Sunday, January 1, 2012
On Green Conservatism
One topic that I depart from some of my conservative compatriots is the environment and anthropocentric climate change. Or to put it simply, I do not share their skepticism that human activity is a significant factor in ongoing global warming. Many people ask why are otherwise rational individuals resist a theory that the majority of scientists affirm. I believe that privately a good number of the public skeptics do accept, to varying certain degree, man's role in climate change, but are deeply reserved about the policy implications that such a belief entails. But, thankfully we have seen the emergence of "green conservatism" and "free market environmentalism," whose proponents seek innovative and effective solutions to environmental ills while promoting economic liberty and property rights.
The first question we face is why some conservatives resist publicly acknowledging global warming. With good reason they fear that it would be seized upon by politicians as an opportunity to expand the size and scope of the state. It would grant them a carte blanche to expand the power of the government's control to regulate, subsidize and penalize companies and whole sectors of the economy, while offering little discernible benefits. First, while I principle would love to see the expansion of the use of renewable forms of energy, current wind, solar and other "green" technologies are incapable of meeting more than a fraction of our energy needs. And even assuming that subsidies to "green" industries were well designed, well administered and not "polluted" by nepotism, economic history would lead me to question their effectiveness. An example is the laughable "Cash For Clunkers" program, which not only added billions to the deficit, but may have had lead to a net increased in carbon emissions. According to William Chameides, Dean of the Nicholas School of the Environment at Duke Environment,
"between 3 to 12 tons of carbon dioxide are emitted for each new car, due to such factors as shipping the car, and the electricity consumed in manufacturing. In addition, in order to offset the carbon footprint of the new car from a clunker, the average driver would need to drive the car about five and a half years; with trucks, the figure jumps to eight or nine years of typical driving."
Furthermore, in the context of a global economy, heavy burdens placed on domestic industries would increase the flight of production to China, Mexico and other less regulated nations. Not only would this aggravate unemployment, but it may lead to a net increase in carbon emissions. Furthermore, American Conservatives question the wisdom of accepting costly regulations, while the chances that egregious polluters like China would seriously curtail their emissions are slim to none. And the though of granting greater power to unelected international bodies is anathema to almost any serious conservative.
But, let's say a team of environmentalists, engineers and economics were able to create an ambitious, effective plan to revolutionize production and consumption in the United States to seriously shrink our collective "carbon footprint." Tallying direct costs to tax payers and indirect costs to consumers, such a plan would run into the hundreds of billions, if not trillions.
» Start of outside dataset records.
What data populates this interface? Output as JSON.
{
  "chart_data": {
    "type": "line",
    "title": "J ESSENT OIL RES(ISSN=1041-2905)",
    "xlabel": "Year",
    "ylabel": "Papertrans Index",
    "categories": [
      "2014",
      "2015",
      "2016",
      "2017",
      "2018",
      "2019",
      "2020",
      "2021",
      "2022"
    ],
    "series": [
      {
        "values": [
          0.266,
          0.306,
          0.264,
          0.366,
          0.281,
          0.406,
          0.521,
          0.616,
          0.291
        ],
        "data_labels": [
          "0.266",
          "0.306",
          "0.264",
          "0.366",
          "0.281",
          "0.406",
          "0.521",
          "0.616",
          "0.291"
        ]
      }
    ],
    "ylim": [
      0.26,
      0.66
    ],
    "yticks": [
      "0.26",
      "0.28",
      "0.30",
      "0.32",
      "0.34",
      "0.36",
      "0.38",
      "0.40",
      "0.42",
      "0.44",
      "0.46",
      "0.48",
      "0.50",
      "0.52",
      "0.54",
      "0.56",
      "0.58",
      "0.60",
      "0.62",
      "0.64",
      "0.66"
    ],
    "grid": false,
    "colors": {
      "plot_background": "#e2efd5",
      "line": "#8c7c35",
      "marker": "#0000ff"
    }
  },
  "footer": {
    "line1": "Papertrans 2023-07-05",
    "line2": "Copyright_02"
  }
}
In theory, I could accept this, if politicians were willing and able to offer budget cuts that were equal to or greater than the cost of the environmentalist "Marshall Plan." But given the track record of Democrats and most Republicans, we can be certain that the costs would be heaped on our ever growing tower of debt, which is completely unacceptable.
So, whats a "green conservative" to do? To start off with, we must confront the fringe who erroneously believes that environmental concerns fall outside of the sphere of interest of conservatives. For if we as conservatives do not present creative, market driven solutions, "progressives" will promote policies that are contrary to economic and social liberty. Reforms in tax policies could go far in helping the environment, while also fostering greater economic growth. Tax burdens should shift away from corporate and individual income towards fossil fuels and other pollutants in a manner that addresses the externalities that they generate, i.e. the costs that they impose on the public. Under this scenario, the price of goods would reflect the costs that they impose on the rest of society. This would create effective market incentives for firms and consumers to adopt more environmentally friendly patterns of production and consumption. Admittedly I am reserved about expanding the power of the state to influence prices, but if this move were accompanied by the elimination of wasteful subsidies, invasive regulatory mandates and a reduction in corporate taxation, it could offer a net . reduction in state economic intervention. This should be viewed favorably by clear thinking conservatives, because the socialization of costs represents one off the worst practices of the interventionist state.Economics have even put forth the argument that firm property rights, rather than government ownership of land provide the greatest long term environmental protection.
Even the most effective regimen of environmental taxation is only a fraction as effective as market forces in shifting patterns of production and consumption. The recycling of metal surged, not because of any government policy or environmentalist campaign, but because of the rise in cost of metals. More people opted away distant suburbs (not connected to public transportation), less because of environmental concerns and more because of rising fuel costs. And as the consumption of fossil fuels soars in China, India and the rest of the developing world, we can be certain that costs will rise, increasing incentives for companies to develop and consumers to purchase energy efficient, green technologies. We can only hope that changes in the tax and regulatory environment will occur that will allow this technological revolution to occur within the United States.